There is an interesting torts case out of Dallas where Judge Carl Ginsberg in the 193rd State District Court, ruled against Presley “Rhonda” Gridley, a self-described psychic who created a national frenzy by telling authorities that a Liberty County couple, Joe Bankston and Gena Charlton, had a mass grave on their property. She has been ordered to pay the couple $6.8 million.
As a psychic, Gridley, 50, did not appear to see this one coming. She did not appear for the bench trial where she was found to have committed defamation for giving false information to the police on June 6, 2011. The damages include $3 million in damages to Bankson and $3,849,000 to Charlton, plus five percent interest.
Gridley goes by the name “Angel” and called the Liberty County Sheriff’s Office and falsely claimed that 25 to 30 dismembered bodies were buried in a mass grave at the plaintiffs’ residence.

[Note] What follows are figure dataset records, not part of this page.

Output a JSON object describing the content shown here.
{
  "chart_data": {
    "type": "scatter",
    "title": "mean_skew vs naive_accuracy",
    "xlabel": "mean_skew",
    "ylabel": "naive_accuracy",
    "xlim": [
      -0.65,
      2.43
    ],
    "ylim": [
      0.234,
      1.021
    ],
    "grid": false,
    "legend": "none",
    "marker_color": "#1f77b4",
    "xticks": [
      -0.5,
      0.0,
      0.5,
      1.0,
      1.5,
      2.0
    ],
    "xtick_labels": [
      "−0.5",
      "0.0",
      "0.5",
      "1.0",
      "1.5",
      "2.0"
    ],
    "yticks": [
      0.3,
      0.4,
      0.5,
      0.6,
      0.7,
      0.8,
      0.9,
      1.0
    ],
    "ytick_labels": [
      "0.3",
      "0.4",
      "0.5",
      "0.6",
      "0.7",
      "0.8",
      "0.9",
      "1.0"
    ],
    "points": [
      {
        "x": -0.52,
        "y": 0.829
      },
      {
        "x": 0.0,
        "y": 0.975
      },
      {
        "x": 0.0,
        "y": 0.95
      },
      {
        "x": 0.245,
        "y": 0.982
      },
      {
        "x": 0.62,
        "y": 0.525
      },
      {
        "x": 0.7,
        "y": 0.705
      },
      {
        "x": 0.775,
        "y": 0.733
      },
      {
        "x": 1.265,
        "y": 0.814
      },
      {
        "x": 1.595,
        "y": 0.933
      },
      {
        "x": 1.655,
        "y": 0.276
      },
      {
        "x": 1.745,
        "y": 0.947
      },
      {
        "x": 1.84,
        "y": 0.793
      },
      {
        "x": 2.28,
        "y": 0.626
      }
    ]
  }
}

The case is interesting because statements to police are usually protected, though they can be prosecuted as false statements to the police. The police then repeated the false statements to various news outlets and created the firestorm. It is perfectly bizarre. The police hear from a psychic named Angel and run to the media to trigger a frenzy. What followed was an army of helicopters, cars, cadaver dogs, and police officers searching the property on the basis of this one “vision.”
It turns out that Gridley also called a police station two hundred miles away telling a dispatcher that she is a “reverend and a psychic” and that they would find the bones of dozens of missing children in the walls and “stuff written all over the walls in blood.”
Yet the original charge against the County were dismissed, leaving only Gridley. There is no record of any disciplinary action against the police for starting the media circus or taking such action on the word of someone who is obviously psychotic rather than psychic.
Gridley has said that this was just one of the many visions that she has had her whole life. She confirmed her visions, she said, with two friends who also had visions of children being in danger.
Something tells me that “Angel” is not only certifiably insane but judgment proof. Call it a vision.